One of the new centers, housed at the University of Washington's Friday Harbor Laboratories in the San Juan Islands, will investigate the genetics of embryonic development and cell structure. NIGMS will provide $2.1 million in the first year for this center.
At Case Western Reserve University in Cleveland, researchers at the Center for Modeling Integrated Metabolic Systems will work to simulate metabolic processes in muscle, brain, and liver tissue. This center will get $2.4 million from NIGMS.

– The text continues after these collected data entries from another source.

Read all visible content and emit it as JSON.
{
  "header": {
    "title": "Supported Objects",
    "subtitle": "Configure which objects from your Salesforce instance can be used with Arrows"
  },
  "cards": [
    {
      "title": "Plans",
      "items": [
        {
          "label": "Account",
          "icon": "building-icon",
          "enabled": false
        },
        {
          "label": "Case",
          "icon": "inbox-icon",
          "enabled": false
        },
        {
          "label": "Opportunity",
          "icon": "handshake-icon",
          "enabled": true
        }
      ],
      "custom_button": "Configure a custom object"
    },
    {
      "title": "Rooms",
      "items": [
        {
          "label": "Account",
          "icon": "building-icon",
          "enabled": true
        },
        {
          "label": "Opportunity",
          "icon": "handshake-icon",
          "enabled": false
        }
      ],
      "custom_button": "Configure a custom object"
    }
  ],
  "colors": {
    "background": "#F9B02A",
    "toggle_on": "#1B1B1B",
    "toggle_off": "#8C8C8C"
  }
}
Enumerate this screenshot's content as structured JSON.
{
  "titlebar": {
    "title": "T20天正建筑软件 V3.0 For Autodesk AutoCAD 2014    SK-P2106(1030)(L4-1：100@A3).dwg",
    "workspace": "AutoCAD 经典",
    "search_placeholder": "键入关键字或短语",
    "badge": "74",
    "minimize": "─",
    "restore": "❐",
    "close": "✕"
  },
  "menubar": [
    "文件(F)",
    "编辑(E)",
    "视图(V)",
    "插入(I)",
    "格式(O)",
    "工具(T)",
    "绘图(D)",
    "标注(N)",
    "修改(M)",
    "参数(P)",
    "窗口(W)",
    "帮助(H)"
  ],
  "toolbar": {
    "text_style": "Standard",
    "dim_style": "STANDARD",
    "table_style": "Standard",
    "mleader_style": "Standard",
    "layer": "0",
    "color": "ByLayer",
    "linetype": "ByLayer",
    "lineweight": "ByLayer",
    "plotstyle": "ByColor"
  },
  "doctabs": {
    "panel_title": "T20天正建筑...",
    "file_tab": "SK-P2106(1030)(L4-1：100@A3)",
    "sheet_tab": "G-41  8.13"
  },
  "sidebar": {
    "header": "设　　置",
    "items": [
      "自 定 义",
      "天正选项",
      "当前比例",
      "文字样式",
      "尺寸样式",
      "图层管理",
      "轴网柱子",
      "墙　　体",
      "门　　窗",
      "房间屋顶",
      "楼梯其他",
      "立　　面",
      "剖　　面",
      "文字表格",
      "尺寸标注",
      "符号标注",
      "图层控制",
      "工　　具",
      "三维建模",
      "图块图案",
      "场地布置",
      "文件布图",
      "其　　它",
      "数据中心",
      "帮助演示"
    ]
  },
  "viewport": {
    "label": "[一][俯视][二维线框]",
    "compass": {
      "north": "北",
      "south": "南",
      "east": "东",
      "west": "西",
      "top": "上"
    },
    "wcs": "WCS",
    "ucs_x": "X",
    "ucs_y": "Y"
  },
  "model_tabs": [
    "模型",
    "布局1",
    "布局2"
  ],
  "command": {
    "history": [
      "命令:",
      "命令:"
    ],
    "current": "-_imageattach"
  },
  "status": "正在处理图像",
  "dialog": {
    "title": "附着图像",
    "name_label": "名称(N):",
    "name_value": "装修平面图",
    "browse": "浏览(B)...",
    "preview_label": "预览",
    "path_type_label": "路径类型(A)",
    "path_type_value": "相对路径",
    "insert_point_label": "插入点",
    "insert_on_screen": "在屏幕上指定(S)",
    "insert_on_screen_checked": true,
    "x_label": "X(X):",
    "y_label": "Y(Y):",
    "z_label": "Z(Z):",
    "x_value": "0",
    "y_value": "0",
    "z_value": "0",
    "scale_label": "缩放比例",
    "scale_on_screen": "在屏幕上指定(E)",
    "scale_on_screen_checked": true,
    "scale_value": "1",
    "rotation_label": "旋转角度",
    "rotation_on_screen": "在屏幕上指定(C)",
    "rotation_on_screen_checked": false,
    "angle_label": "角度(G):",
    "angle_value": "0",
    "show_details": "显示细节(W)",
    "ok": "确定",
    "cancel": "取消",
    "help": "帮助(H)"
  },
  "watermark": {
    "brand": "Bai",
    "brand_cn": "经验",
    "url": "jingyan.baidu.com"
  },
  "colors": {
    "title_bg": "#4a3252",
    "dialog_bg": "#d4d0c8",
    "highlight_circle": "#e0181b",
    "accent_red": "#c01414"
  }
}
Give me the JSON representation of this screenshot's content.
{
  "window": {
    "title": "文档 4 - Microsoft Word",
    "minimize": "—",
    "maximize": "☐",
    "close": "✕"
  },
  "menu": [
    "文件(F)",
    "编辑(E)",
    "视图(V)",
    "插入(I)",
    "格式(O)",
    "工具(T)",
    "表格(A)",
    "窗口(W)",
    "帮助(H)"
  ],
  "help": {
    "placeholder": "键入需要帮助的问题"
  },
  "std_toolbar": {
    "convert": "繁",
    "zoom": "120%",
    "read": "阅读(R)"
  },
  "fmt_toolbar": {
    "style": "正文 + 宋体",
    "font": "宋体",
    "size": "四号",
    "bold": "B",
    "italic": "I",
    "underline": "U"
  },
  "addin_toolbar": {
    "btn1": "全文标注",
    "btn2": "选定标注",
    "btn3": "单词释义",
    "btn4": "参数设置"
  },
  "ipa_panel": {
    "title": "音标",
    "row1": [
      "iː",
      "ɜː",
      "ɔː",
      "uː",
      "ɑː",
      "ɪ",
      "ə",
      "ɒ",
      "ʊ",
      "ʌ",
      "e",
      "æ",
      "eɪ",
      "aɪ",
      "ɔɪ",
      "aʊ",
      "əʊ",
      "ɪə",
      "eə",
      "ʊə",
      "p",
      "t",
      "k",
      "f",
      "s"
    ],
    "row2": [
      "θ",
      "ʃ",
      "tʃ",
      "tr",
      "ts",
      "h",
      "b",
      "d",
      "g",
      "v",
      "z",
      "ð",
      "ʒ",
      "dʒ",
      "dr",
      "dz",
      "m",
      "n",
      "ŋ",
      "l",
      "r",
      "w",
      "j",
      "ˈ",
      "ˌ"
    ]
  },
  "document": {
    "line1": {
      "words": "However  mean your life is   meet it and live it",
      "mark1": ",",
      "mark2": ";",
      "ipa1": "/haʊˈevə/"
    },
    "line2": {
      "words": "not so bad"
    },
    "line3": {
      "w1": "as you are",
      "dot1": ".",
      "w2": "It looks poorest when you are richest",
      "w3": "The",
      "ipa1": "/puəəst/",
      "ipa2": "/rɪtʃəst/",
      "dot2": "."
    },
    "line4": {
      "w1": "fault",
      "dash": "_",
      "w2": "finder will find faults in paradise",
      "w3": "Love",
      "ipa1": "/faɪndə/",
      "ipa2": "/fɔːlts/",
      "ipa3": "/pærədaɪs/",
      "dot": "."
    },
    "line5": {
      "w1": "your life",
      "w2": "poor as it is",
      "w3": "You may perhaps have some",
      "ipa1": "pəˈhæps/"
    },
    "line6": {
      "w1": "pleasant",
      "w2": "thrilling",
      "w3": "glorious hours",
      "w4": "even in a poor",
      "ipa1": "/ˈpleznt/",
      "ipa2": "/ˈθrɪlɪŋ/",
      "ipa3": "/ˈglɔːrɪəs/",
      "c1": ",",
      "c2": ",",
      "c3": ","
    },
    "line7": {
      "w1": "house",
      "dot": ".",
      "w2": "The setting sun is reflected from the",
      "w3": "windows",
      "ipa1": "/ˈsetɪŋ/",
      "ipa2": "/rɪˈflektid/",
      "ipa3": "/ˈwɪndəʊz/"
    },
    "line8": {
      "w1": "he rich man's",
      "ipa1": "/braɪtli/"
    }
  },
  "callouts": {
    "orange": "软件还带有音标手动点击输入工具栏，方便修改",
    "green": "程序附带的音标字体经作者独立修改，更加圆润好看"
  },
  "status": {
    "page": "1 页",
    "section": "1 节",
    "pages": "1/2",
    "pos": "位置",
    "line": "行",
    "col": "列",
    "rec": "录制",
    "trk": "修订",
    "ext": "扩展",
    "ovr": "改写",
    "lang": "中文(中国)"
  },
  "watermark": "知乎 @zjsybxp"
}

The institute also made three planning grants to underwrite future centers for complex systems research at Boston University, University of California at Irvine, and the University of New Mexico in Albuquerque. These projects, for which NIGMS has earmarked $25.5 million over the next five years, include efforts to understand cell-signaling pathways and improve interdisciplinary research.
The institute, which is a part of the US National Institutes of Health, is accepting letters of intent until Sept. 11.